During a telephone interview Monday, Vance said he was questioned almost every day, repeatedly asked what connections his employer, Shield Group Security, had with Iraqi political and tribal leaders, what type of work they did, how much he got paid, and contacts in the U.S. State Department, among other things.
During his imprisonment, Vance was isolated and deprived of sleep and food, he said. He kept track of time by keeping notes in a prison camp-issued Bible and making hash marks on the cinder block walls of his cold cell — a 9-foot-square room with a thin mattress and a “Turkish toilet” that amounted to a hole in the floor.

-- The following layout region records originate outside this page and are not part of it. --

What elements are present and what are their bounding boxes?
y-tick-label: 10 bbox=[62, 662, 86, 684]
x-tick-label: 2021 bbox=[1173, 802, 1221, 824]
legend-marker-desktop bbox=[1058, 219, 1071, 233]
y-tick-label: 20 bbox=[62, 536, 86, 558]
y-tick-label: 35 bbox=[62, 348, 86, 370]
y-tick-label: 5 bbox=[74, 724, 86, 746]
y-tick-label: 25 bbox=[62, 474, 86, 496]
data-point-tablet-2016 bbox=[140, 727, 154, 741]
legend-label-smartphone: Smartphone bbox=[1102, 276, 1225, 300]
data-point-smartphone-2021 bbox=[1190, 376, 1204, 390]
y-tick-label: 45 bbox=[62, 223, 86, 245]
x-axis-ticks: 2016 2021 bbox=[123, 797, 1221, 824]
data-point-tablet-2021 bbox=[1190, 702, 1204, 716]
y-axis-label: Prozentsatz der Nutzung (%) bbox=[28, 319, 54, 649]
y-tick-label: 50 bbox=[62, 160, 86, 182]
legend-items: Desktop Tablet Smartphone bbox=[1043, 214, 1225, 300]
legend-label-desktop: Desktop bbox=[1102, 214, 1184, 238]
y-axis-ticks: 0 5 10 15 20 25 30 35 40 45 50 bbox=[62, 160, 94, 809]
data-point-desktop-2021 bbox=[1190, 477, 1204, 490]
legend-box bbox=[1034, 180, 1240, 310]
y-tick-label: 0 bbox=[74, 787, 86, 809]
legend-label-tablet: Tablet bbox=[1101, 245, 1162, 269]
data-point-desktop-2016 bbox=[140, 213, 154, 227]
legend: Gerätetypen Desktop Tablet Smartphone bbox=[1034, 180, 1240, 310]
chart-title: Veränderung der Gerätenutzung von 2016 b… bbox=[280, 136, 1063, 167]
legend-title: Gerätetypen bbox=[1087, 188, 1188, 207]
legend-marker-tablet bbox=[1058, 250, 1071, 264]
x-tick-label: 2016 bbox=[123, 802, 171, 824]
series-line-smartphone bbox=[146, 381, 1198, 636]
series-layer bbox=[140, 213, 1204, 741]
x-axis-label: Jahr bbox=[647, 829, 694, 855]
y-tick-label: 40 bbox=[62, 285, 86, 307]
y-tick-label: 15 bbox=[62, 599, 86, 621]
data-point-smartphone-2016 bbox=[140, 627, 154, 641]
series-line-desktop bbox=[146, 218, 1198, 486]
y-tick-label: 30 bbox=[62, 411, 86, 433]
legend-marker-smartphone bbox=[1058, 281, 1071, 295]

He said he was deprived of blankets and adequate clothes, and got very little sleep because cell lights were never turned off and “intolerably loud” heavy metal and country music was usually playing in the prison. Sometimes he wasn’t given food and water for an entire day, the lawsuit states.
A Pentagon representative told the New York Times that Vance was treated “fair and humanely,” and that there is no record Vance complained about how he was being treated.
On July 20, Vance was released and dropped at Baghdad Airport to find a way home himself.
Vance, a graduate of Chicago’s Taft High School, said “sheer anger” provoked his decision to take the matter to court and help Americans “protect their liberties at home.”